Making Work Pay Credit
Use schedule M to claim this credit equal to 6.2% of your earned income, capped at $400 or $800. This credit gets phased out as your income increases past $75,000.00.
Many people pay their daycare costs (up to $5,000.00) through a reimbursement account from work. However, up to $6,000 (care for two or more children) can qualify for the credit. Do not forget the $1,000 of additional expenses if you are eligible, as that can cut your tax bill by at least $200.00.
Energy-Saving Home Improvement Credits
You can claim a tax credit up to $1500.00 equal to a fixed dollar amount or percentage of the cost of energy-saving home improvements which include windows, outside doors, high-efficiency furnaces, central air conditioners, and water heaters. There are additional credits for qualified residential alternative energy equipment, such as solar hot water heaters, geothermal heat pumps and wind turbines.

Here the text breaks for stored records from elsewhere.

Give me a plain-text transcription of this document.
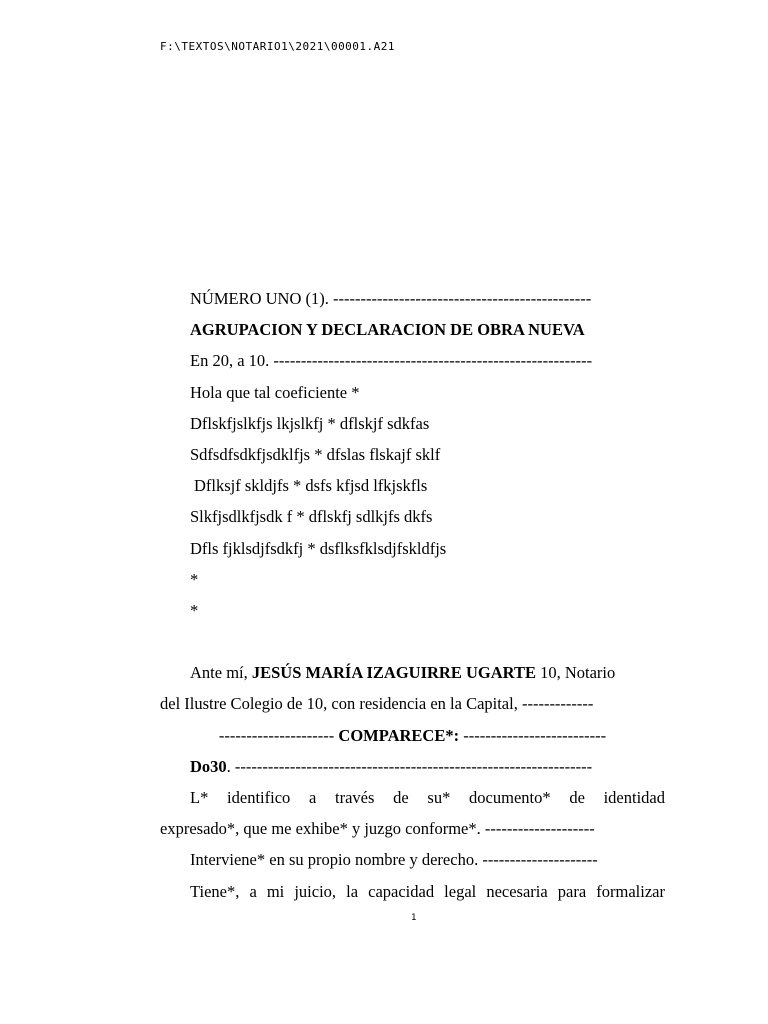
F:\TEXTOS\NOTARIO1\2021\00001.A21
NÚMERO UNO (1). -----------------------------------------------
AGRUPACION Y DECLARACION DE OBRA NUEVA
En 20, a 10. ----------------------------------------------------------
Hola que tal coeficiente *
Dflskfjslkfjs lkjslkfj * dflskjf sdkfas
Sdfsdfsdkfjsdklfjs * dfslas flskajf sklf
Dflksjf skldjfs * dsfs kfjsd lfkjskfls
Slkfjsdlkfjsdk f * dflskfj sdlkjfs dkfs
Dfls fjklsdjfsdkfj * dsflksfklsdjfskldfjs
*
*
Ante mí, JESÚS MARÍA IZAGUIRRE UGARTE 10, Notario
del Ilustre Colegio de 10, con residencia en la Capital, -------------
--------------------- COMPARECE*: --------------------------
Do30. -----------------------------------------------------------------
L* identifico a través de su* documento* de identidad
expresado*, que me exhibe* y juzgo conforme*. --------------------
Interviene* en su propio nombre y derecho. ---------------------
Tiene*, a mi juicio, la capacidad legal necesaria para formalizar
1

American Opportunity Credit
This maximum tax credit of $2,500 is available for college tuition and related expenses paid during the year. This credit phases out beginning at $80,000.00 of income.

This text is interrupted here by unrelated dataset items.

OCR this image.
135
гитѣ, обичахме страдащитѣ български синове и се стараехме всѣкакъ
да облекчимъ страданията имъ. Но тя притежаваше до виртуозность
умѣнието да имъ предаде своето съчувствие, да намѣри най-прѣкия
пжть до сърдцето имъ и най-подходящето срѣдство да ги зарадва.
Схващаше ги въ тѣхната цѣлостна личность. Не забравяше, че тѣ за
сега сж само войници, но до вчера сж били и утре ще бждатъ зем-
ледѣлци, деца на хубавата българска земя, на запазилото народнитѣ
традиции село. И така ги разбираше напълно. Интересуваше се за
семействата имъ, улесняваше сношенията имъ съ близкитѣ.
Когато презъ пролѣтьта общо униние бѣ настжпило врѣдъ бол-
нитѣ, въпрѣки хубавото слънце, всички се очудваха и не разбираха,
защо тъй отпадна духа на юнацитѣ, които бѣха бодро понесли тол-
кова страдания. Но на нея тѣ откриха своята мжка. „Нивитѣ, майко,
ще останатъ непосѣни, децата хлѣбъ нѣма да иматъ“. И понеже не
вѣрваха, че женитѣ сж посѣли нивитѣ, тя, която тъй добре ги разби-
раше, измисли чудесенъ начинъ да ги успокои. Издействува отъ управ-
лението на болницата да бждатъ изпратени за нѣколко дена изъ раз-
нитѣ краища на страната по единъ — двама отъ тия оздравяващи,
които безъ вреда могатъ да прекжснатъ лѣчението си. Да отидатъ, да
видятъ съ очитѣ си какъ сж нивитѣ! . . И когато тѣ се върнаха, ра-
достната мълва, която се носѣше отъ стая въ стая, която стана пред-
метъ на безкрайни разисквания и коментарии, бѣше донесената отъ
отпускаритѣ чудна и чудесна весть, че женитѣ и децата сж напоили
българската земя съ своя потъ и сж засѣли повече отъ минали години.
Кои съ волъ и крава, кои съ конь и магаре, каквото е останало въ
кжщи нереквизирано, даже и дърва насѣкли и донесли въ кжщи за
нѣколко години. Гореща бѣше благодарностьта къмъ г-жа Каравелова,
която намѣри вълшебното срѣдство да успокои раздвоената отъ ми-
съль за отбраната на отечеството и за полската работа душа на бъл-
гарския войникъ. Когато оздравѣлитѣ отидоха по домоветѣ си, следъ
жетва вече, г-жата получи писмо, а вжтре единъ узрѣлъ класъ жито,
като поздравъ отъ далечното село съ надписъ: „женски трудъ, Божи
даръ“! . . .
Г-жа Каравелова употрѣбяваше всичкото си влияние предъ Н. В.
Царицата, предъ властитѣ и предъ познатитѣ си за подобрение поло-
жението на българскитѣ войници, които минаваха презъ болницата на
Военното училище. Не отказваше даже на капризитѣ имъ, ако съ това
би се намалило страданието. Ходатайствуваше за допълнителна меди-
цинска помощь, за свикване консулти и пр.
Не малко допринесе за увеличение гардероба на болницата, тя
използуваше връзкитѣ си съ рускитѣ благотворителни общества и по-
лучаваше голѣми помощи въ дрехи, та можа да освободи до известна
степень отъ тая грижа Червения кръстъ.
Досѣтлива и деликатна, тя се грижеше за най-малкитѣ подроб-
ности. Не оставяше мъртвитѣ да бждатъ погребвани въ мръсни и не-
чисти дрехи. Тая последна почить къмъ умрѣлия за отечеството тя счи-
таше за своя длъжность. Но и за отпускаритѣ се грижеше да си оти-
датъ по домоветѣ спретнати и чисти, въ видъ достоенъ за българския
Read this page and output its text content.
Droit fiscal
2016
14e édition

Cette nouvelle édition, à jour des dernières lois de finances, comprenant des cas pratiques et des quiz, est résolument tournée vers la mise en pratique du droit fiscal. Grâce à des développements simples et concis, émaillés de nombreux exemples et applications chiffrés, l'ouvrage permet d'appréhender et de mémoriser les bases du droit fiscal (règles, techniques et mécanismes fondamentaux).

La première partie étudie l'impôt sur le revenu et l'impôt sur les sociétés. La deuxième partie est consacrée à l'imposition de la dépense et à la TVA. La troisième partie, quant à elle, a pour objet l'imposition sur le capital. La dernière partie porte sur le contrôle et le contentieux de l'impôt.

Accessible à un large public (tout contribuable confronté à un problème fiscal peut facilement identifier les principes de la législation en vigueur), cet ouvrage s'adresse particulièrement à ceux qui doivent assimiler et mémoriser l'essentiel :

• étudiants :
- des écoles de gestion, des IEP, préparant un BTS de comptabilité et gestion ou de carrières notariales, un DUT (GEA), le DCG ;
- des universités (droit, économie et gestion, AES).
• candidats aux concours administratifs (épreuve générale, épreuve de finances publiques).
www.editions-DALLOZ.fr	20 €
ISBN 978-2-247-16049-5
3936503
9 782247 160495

Student-Loan Interest Paid by Parents
If parents pay a child’s student loans, the child gets a deduction for paying the student loan interest. The amount you can deduct varies basedon income, but the maximum amount one can deduct is $2500.00. The parents cannot get the interest deduction because they were not liable on the child’s debt.
Out-of-Pocket Charitable Contributions
Keep track of all charitable gifts you made during the year, by check or payroll deduction. The little things add up and you can write off out-of-pocket costs incurred while doing good works. For example, ingredients for food you prepare for a non-profit organization’s soup kitchen and stamps bought for your school’s fundraising mailing count as a charitable contributions. You need to keep your receipts. Charities need to give you a receipt if your contribution exceeds $250.
Keep track of your job-hunting expenses for the same line of work. If you itemize, you can count your job-hunting costs as miscellaneous expenses, to the extent that the total of your total miscellaneous itemized deductions exceed 2% of your adjusted gross income. Job-hunting expenses include:
- Food, lodging and transportation for overnights
- Employment agency fees
- Costs of printing resumes, postage, and advertising
Points from Refinancing Your Home
When you refinance your home, you can deduct the points over the life of the loan. If you sell the home, or pay it off, you can deduct all of the undeducted points. There are rules that change this deduction when using the same lender.
If you move more than fifty miles away from your residence for a new job, you can deduct your moving expenses, whether you itemize or not. These expenses not only include the moving truck, but also mileage, parking, and tolls.
Health Insurance Deduction to Reduce Self-Employment Tax
You can deduct the cost of those health insurance premiums in calculating self-employment tax on Schedule SE on line 3. Since the write-off does not have a separate line, it’s easy for self-employed individuals to miss.